There was a significant increase in the price of new build property, rising 14.2 per cent year on year.
Many property experts have pointed to Government schemes, such as Help to Buy fuelling price inflation in this sector.
The ONS figures also show sales volumes have fallen across the UK. In England they are down 13 per cent, in Wales down 5.2 per cent, but Scotland has seen a more modest fall of 1.9 per cent. Again Northern Ireland’s figures are calculated on a slightly different basis but show a decline in sales volumes of 8.8 per cent between the fourth quarter 2016 and the fourth quarter 2018.

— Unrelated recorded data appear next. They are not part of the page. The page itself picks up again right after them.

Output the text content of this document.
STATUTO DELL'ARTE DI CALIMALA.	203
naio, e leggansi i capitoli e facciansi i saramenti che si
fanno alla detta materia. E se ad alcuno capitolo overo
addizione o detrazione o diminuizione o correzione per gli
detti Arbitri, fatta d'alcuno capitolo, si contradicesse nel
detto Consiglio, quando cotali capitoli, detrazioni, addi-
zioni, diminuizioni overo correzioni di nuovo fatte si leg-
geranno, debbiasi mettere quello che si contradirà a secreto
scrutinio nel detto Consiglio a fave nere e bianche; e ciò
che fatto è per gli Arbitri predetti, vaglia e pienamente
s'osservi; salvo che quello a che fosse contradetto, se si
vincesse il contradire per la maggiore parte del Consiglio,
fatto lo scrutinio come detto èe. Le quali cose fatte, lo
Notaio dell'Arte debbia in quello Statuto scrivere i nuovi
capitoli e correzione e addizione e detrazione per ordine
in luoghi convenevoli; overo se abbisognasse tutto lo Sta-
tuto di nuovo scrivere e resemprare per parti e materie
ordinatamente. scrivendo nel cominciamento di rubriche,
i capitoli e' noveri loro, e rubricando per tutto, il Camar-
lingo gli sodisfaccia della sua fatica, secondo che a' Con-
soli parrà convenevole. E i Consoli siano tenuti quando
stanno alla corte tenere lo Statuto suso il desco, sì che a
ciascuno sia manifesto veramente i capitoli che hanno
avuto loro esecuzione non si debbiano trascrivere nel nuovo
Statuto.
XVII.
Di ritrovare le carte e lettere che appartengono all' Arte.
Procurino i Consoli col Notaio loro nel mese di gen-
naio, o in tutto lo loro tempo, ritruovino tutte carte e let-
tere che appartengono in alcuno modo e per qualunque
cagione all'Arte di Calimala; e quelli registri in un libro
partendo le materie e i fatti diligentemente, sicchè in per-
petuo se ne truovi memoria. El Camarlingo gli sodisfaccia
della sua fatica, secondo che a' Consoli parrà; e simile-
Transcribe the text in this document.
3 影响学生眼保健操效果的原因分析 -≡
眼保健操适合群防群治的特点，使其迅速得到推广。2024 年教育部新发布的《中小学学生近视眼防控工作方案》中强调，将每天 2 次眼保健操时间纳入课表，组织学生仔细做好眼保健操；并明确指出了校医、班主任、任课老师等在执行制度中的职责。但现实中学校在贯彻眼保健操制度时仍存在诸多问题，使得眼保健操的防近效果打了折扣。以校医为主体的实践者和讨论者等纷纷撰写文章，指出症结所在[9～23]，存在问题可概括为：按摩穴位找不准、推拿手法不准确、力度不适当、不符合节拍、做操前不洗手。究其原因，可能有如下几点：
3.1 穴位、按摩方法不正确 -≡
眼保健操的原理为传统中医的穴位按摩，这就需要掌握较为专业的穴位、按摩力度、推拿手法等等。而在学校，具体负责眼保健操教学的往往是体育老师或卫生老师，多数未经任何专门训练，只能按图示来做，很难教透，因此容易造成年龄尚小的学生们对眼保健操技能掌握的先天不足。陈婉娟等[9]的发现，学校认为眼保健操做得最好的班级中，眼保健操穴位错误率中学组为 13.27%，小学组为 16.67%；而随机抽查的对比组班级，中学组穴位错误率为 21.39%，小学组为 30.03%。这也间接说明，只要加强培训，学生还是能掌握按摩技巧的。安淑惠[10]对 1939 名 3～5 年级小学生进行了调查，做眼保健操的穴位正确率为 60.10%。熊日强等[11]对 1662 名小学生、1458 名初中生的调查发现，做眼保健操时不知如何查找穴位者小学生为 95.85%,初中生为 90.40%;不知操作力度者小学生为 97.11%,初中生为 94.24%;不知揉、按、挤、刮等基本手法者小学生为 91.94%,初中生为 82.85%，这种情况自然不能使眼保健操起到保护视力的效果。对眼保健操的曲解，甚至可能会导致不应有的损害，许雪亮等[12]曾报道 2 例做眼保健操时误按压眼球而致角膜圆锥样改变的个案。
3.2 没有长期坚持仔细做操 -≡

Landbay chief executive John Goodall says: “House prices got off to a rocky start in 2018. Despite record low mortgage rates remaining largely unchanged since the rate rise, and November’s stamp duty reforms said to have already benefited 60,000 first time buyers, owning a property remains out of reach for many aspiring homeowners looking to get their foot on the housing ladder.”
He adds: “The Chancellor’s commitment in the Spring Statement to build more affordable homes is welcome, but this needs to stop being put forward as the only solution. Encouraging institutional investment in large scale developments, specifically designed to rent rather than buy, will help to control house price growth while also improving living standards for the thousands still relying on the buy-to-let market.”
Chartered surveyors e.surv’s director Richard Sexton adds: “2018 has begun with the inexorable rise in annual house price inflation.” He said the removal of stamp duty for the majority of first-time buyers plus near record-low mortgage levels meant market conditions were looking more favourable for first-time buyers.
But he adds: “This shouldn’t draw our attention away from the bigger picture. Our lack of supply continues to push prices up year-on-year, and saving for a deposit is one of the biggest challenges would-be homeowners face.
“More housing initiatives need to be put in place if we are to see a real improvement in our supply.”